Guess The Unseen: Dynamic 3D Scene Reconstruction from Partial 2D Glimpses

TL;DR

This paper introduces a novel method for reconstructing dynamic 3D scenes with multiple humans from limited 2D video data using 3D Gaussian Splatting and a pre-trained diffusion model, enabling high-quality rendering and editing.

Contribution

It proposes a new approach to optimize 3D-Gaussian Splatting representations in a canonical space, effectively handling sparse and occluded observations for dynamic scene reconstruction.

Findings

High-quality 3D human reconstructions in challenging scenarios

Effective view synthesis and scene editing capabilities

Outperforms existing methods in quality and efficiency

Abstract

In this paper, we present a method to reconstruct the world and multiple dynamic humans in 3D from a monocular video input. As a key idea, we represent both the world and multiple humans via the recently emerging 3D Gaussian Splatting (3D-GS) representation, enabling to conveniently and efficiently compose and render them together. In particular, we address the scenarios with severely limited and sparse observations in 3D human reconstruction, a common challenge encountered in the real world.
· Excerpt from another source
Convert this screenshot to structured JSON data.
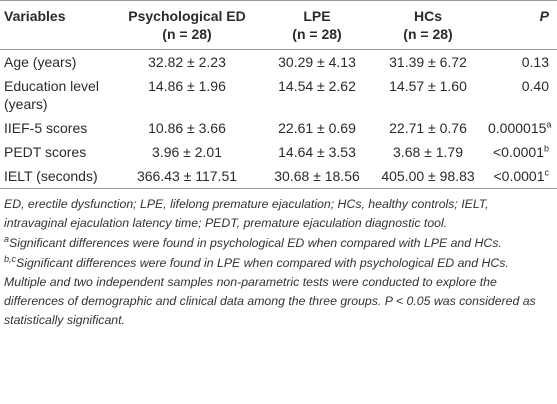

To tackle this challenge, we introduce a novel approach to optimize the 3D-GS representation in a canonical space by fusing the sparse cues in the common space, where we leverage a pre-trained 2D diffusion model to synthesize unseen views while keeping the consistency with the observed 2D appearances. We demonstrate our method can reconstruct high-quality animatable 3D humans in various challenging examples, in the presence of occlusion, image crops, few-shot, and extremely sparse observations. After reconstruction, our method is capable of not only rendering the scene in any novel views at arbitrary time instances, but also editing the 3D scene by removing individual humans or applying different motions for each human. Through various experiments, we demonstrate the quality and efficiency of our methods over alternative existing approaches.